Le président subventionne l’agriculture, fait contrôler les prix des denrées alimentaires, nationalise les compagnies minières qui exploitent les abondantes ressources de la Zambie, notamment le cuivre. A sa prise de pouvoir, la Zambie ne comptait que 100 personnes avec une éducation universitaire. A la fin, ils sont 35 000.

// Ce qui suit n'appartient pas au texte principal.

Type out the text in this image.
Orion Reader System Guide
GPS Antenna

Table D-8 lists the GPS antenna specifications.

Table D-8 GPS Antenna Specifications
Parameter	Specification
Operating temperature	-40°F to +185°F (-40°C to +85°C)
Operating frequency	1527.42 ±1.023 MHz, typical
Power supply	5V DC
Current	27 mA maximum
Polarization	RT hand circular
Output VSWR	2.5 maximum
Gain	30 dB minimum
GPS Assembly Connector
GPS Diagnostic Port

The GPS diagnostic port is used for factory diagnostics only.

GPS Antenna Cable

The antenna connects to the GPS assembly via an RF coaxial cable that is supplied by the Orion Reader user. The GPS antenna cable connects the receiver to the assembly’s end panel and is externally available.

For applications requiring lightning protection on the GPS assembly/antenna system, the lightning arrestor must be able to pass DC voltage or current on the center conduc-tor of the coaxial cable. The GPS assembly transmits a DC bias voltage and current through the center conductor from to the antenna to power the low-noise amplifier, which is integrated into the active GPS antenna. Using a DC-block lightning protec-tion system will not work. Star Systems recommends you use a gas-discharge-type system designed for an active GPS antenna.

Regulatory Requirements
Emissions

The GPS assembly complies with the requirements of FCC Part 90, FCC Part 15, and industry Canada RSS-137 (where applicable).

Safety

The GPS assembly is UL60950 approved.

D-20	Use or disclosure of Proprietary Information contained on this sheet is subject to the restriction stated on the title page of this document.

La fin de règne et la difficile succession
L’économie zambienne dépend trop de l’exportation du cuivre dont le prix sur les marchés mondiaux chute dans les années 70. Kenneth Kaunda affirmera que c’était une chute voulue par les alliés de l’apartheid afin de saboter son régime. La promesse de l’exploitation pétrolière s’envole avec le départ de Placid Oil. Les caisses de l’Etat se vident. Le président a recours au FMI qui lui impose ses fameux plans de réajustement structurel. Il arrête de contrôler les prix des aliments qui flambent et dévalue le Kwacha, la monnaie nationale. La contestation dans le pays s’intensifie et le président plie devant la vague du multipartisme qui traverse l’Afrique.
Profondément religieux, Kaunda va jusqu’à être ouvert à la concession d’un quart des terres du pays à un gourou indien qui prévoit d’y développer un projet agricole et d’en faire un paradis sur Terre, projet que rejettent vivement les Zambiens. Le père fondateur de la Zambie est largement battu aux élections de 1991 par Frederick Chiluba qui remporte 75% des voix.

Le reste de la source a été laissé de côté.